Roy was a member of the Webster Square Fire Station Ladder 4 Group 3. He had been a part of the fire department for two and a half years at the time of his passing. He leaves behind a 9-year-old daughter, his parents and a brother. He was a resident of Shrewsbury, Massachusetts.
“This is a sad day for the Worcester Fire Department and the City of Worcester,” said Worcester Mayor Joseph M. Petty.
Crews had been on scene for several hours, with the fire breaking out around 4 a.m. and continuing well into the morning.
"Fire crews were heroic in their efforts to rescue their colleagues under extreme conditions." Worcester Fire Chief Michael Lavoie said. "Every person on the fire-ground gave 110 percent to try to rescue the firefighters who were in danger."
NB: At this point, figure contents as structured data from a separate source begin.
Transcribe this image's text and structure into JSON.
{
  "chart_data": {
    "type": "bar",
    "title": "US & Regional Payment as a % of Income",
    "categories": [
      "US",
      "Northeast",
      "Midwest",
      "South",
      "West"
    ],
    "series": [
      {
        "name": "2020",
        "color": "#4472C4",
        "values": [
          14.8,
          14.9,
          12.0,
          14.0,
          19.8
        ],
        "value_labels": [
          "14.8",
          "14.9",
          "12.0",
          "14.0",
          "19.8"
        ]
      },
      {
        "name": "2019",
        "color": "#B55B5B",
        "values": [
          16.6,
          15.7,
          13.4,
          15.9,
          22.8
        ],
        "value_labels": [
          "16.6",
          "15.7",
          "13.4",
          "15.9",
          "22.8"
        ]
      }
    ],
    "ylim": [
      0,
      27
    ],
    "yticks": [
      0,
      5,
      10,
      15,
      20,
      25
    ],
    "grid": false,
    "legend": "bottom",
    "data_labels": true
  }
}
The Red Cross was also on hand helping around a dozen victims of the fire who escaped the blaze. The cold weather made things additionally difficult for those on the scene, with the low temperatures causing water from the firetrucks to freeze on the street.
The building is a former house that was converted into apartments. The city assessor’s website lists the building at 10,000 square feet.
The tragic incident comes seven years and one day after Worcester firefighter Jon Davies lost his life battling a structure fire on Arlington Street in 2011. The building Davies was searching collapsed on him while he was looking for a reported victim.
The Worcester Fire Department memorialized Davies in a tweet yesterday recognizing the anniversary.
Last Monday was the 19th anniversary of the death of six Worcester firefighters, who died battling flames in a cold storage warehouse on December 3, 1999. The six men were Lt. Thomas Spencer and Lt. James Lyons, and firefighters Paul Brotherton, Timothy Jackson, Jeremiah Lucey and Joseph McGuirk.
"This is a difficult day for the Worcester Fire Department and particularly painful as this is the week we remember and mourn the passing of Worcester Firefighter Jon Davies and the six who perished in the Cold Storage Warehouse fire," Chief Lavoie said.
Congressman Jim McGovern, who represents Massachusetts Second District -- which includes Worcester -- issued a statement shortly after the announcement of Roy's death:
"I am deeply saddened to learn that Firefighter Christopher Roy passed away this morning. December is already a difficult month for the Worcester Fire Department, and this tragedy only adds to the grief we feel for heroes like Christopher who have been taken from us too soon. His family, friends, and fellow firefighters are all in my thoughts and prayers during this difficult time."
Governor Charlie Baker shared his sentiments as well, sending his thoughts and prayers to Roy's family and friends via Twitter.
Investigators were working late into the evening on Sunday, where a part of Lowell Street was still blocked off by 9 p.m. as the investigation continued.
Oscar Moquete, who lives on the first floor of the apartment building says the fire started in the basement at around 4 a.m., but quickly escalated.
"Everybody got out safely, we lost everything," said Moquete.
The cause of the fire remains under investigation.